For now, learn these three things, and understand them like your life depends on it:
- Ohm's Law
- Kirchhoff's Current Law
- Kirchhoff's Voltage Law
They should be a lot easier to deal with once you've dispensed with all the rotten models which don't fit or work. If I haven't made this clear yet, remember that all voltages and all currents are conditions that are established everywhere, simultaneously. All the equations relating them are all true at the same time, and must be solved simultaneously using all the resistances and other impedances present everywhere.
Your example
Let's analyse your circuit using those 3 laws.
Kirchhoff's Current Law tells us that the same current is passing at every place in the loop, through each component. We want that current to be:
$$ I = I_{BATT} = I_{R1} = I_{D1} = I_{D2} = 30mA $$
We know the voltage across the diodes, because we looked it up in the datasheet:
$$ V_{D1} = 2V $$
$$ V_{D2} = 4.5V $$
We know the battery voltage:
$$ V_{BATT} = 12V $$
We don't know the resistance yet, but we can apply Ohm's law:
$$ V_{R1} = I \times R = 30mA \times R_1 $$
Kirchhoff's Voltage Law applied here tells us that all the voltages across R1, D1 and D2 must add up to the battery voltage (we saw this when we walked up the chain to establish absolute voltages earlier). I'll write different versions of the same equation to demonstrate that we don't care about the order:
$$\begin{aligned}
V_{R1} + V_{D1} + V_{D2} &= V_{BATT}
\newline
V_{D1} + V_{R1} + V_{D2} &= V_{BATT}
\newline
V_{D2} - V_{BATT} + V_{R1} &= -V_{D1}
\end{aligned}$$
Putting everything we know into that equation:
$$ 30mA \times R_1 + 2V + 4.5V = 12V $$
Now you have everything you need to solve for R1. The real takeaway from all this is that at no point did I ever refer to the order of the components, because these are simultaneous equations, not "solve one by one in the order they appear in the loop" equations.

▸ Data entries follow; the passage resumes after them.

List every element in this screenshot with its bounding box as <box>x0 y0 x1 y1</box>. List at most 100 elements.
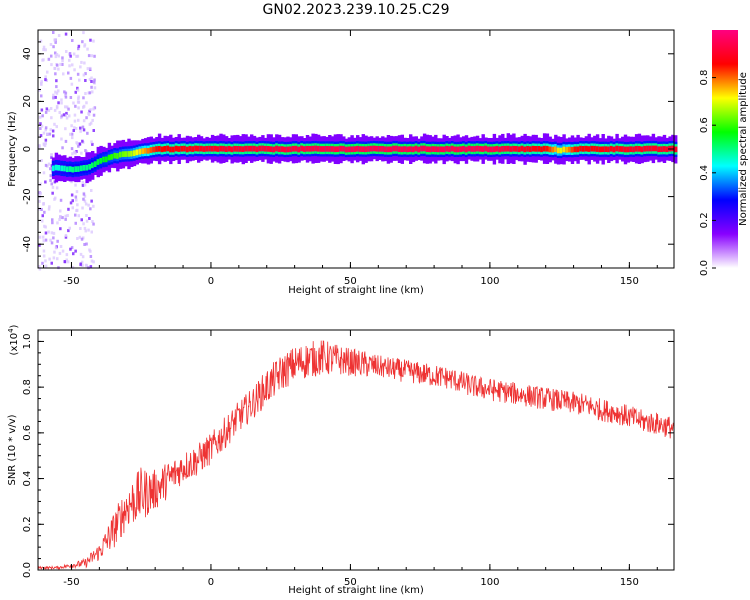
spectrogram-noise-cell <box>47 230 50 234</box>
spectrogram-noise-cell <box>69 247 72 251</box>
spectrogram-ridge-cell <box>456 146 460 153</box>
snr-x-tick-label: -50 <box>63 577 79 588</box>
spectrogram-ridge-cell <box>593 145 597 152</box>
spectrogram-ridge-cell <box>573 146 577 153</box>
spectrogram-noise-cell <box>42 142 46 146</box>
spectrogram-x-tick-label: 0 <box>208 276 214 287</box>
spectrogram-ridge-cell <box>609 145 614 152</box>
spectrogram-ridge-cell <box>216 146 220 152</box>
spectrogram-noise-cell <box>49 128 52 132</box>
spectrogram-noise-cell <box>76 86 79 90</box>
spectrogram-ridge-cell <box>213 145 218 152</box>
spectrogram-noise-cell <box>76 100 80 104</box>
spectrogram-ridge-cell <box>467 145 471 152</box>
spectrogram-ridge-cell <box>386 146 391 153</box>
spectrogram-noise-cell <box>90 54 94 58</box>
spectrogram-ridge-cell <box>227 145 232 152</box>
spectrogram-ridge-cell <box>590 145 594 152</box>
spectrogram-ridge-cell <box>113 152 117 159</box>
spectrogram-noise-cell <box>42 249 46 253</box>
spectrogram-noise-cell <box>38 88 41 92</box>
spectrogram-noise-cell <box>68 64 71 68</box>
spectrogram-x-tick-label: 100 <box>480 276 499 287</box>
spectrogram-ridge-cell <box>54 164 59 171</box>
spectrogram-ridge-cell <box>646 145 650 152</box>
spectrogram-noise-cell <box>71 152 74 156</box>
figure-title: GN02.2023.239.10.25.C29 <box>263 2 450 18</box>
spectrogram-ridge-cell <box>99 158 103 164</box>
spectrogram-ridge-cell <box>657 146 661 153</box>
spectrogram-noise-cell <box>49 107 53 110</box>
spectrogram-ridge-cell <box>442 146 446 153</box>
spectrogram-noise-cell <box>70 124 73 128</box>
spectrogram-ridge-cell <box>409 146 413 152</box>
snr-x-tick-label: 100 <box>480 577 499 588</box>
spectrogram-noise-cell <box>78 78 81 82</box>
spectrogram-noise-cell <box>42 45 46 49</box>
spectrogram-noise-cell <box>81 40 84 44</box>
spectrogram-noise-cell <box>70 82 74 86</box>
spectrogram-noise-cell <box>90 80 93 83</box>
spectrogram-ridge-cell <box>523 146 527 153</box>
snr-x-axis-label: Height of straight line (km) <box>288 585 424 596</box>
spectrogram-noise-cell <box>58 251 62 255</box>
spectrogram-noise-cell <box>64 139 68 143</box>
spectrogram-ridge-cell <box>481 146 485 152</box>
spectrogram-ridge-cell <box>674 146 678 153</box>
spectrogram-noise-cell <box>38 145 41 149</box>
colorbar-axes: 0.0 0.2 0.4 0.6 0.8 <box>699 70 716 276</box>
spectrogram-ridge-cell <box>303 146 307 152</box>
spectrogram-noise-cell <box>87 203 90 207</box>
spectrogram-noise-cell <box>71 206 74 210</box>
spectrogram-ridge-cell <box>219 145 223 152</box>
spectrogram-noise-cell <box>74 213 77 217</box>
spectrogram-y-tick-label: -40 <box>22 236 33 252</box>
spectrogram-noise-cell <box>59 215 62 218</box>
spectrogram-ridge-cell <box>124 151 128 157</box>
spectrogram-noise-cell <box>71 39 74 42</box>
spectrogram-noise-cell <box>44 180 47 184</box>
spectrogram-ridge-cell <box>322 146 326 152</box>
spectrogram-noise-cell <box>47 57 51 61</box>
spectrogram-ridge-cell <box>155 146 159 152</box>
snr-line <box>37 340 675 571</box>
spectrogram-ridge-cell <box>495 145 499 152</box>
spectrogram-ridge-cell <box>233 145 237 152</box>
spectrogram-noise-cell <box>90 85 93 89</box>
snr-y-tick-label: 0.2 <box>22 516 33 532</box>
spectrogram-noise-cell <box>81 181 85 184</box>
spectrogram-ridge-cell <box>174 145 179 152</box>
spectrogram-ridge-cell <box>157 146 162 152</box>
spectrogram-noise-cell <box>55 125 58 129</box>
spectrogram-noise-cell <box>76 88 80 92</box>
spectrogram-noise-cell <box>49 43 53 46</box>
spectrogram-noise-cell <box>42 239 45 243</box>
spectrogram-noise-cell <box>60 101 63 105</box>
spectrogram-ridge-cell <box>180 145 184 152</box>
spectrogram-noise-cell <box>85 214 88 217</box>
spectrogram-noise-cell <box>50 182 53 186</box>
spectrogram-noise-cell <box>93 54 96 58</box>
spectrogram-ridge-cell <box>473 146 477 152</box>
spectrogram-noise-cell <box>90 230 93 234</box>
spectrogram-ridge-cell <box>263 145 268 152</box>
spectrogram-noise-cell <box>93 86 97 90</box>
spectrogram-ridge-cell <box>565 146 569 153</box>
spectrogram-ridge-cell <box>537 146 541 152</box>
spectrogram-ridge-cell <box>367 146 371 152</box>
spectrogram-noise-cell <box>86 131 89 135</box>
spectrogram-ridge-cell <box>350 146 354 153</box>
colorbar-tick-label: 0.4 <box>699 165 710 181</box>
spectrogram-ridge-cell <box>272 146 276 153</box>
spectrogram-noise-cell <box>53 38 56 42</box>
snr-y-tick-label: 1.0 <box>22 333 33 349</box>
spectrogram-panel: -50 0 50 100 150 -40 -20 0 20 40 Height of straig… <box>7 29 678 296</box>
spectrogram-ridge-cell <box>595 146 600 152</box>
spectrogram-ridge-cell <box>319 146 324 152</box>
spectrogram-noise-cell <box>77 47 80 51</box>
spectrogram-ridge-cell <box>453 146 457 153</box>
spectrogram-ridge-cell <box>339 145 343 152</box>
spectrogram-ridge-cell <box>160 146 165 153</box>
spectrogram-noise-cell <box>76 72 80 76</box>
spectrogram-noise-cell <box>84 92 87 95</box>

The only reason you might need to consider the component order, is when you need to find the absolute voltage somewhere, as we did when we "walked" up the chain adding the voltages across each component as we went. Think about that - that exercise was a (somewhat trivial and contrived, but still valid) application of Kirchhoff's Voltage Law. We saw that the voltage across two or more components must be the sum of the individual voltages across them.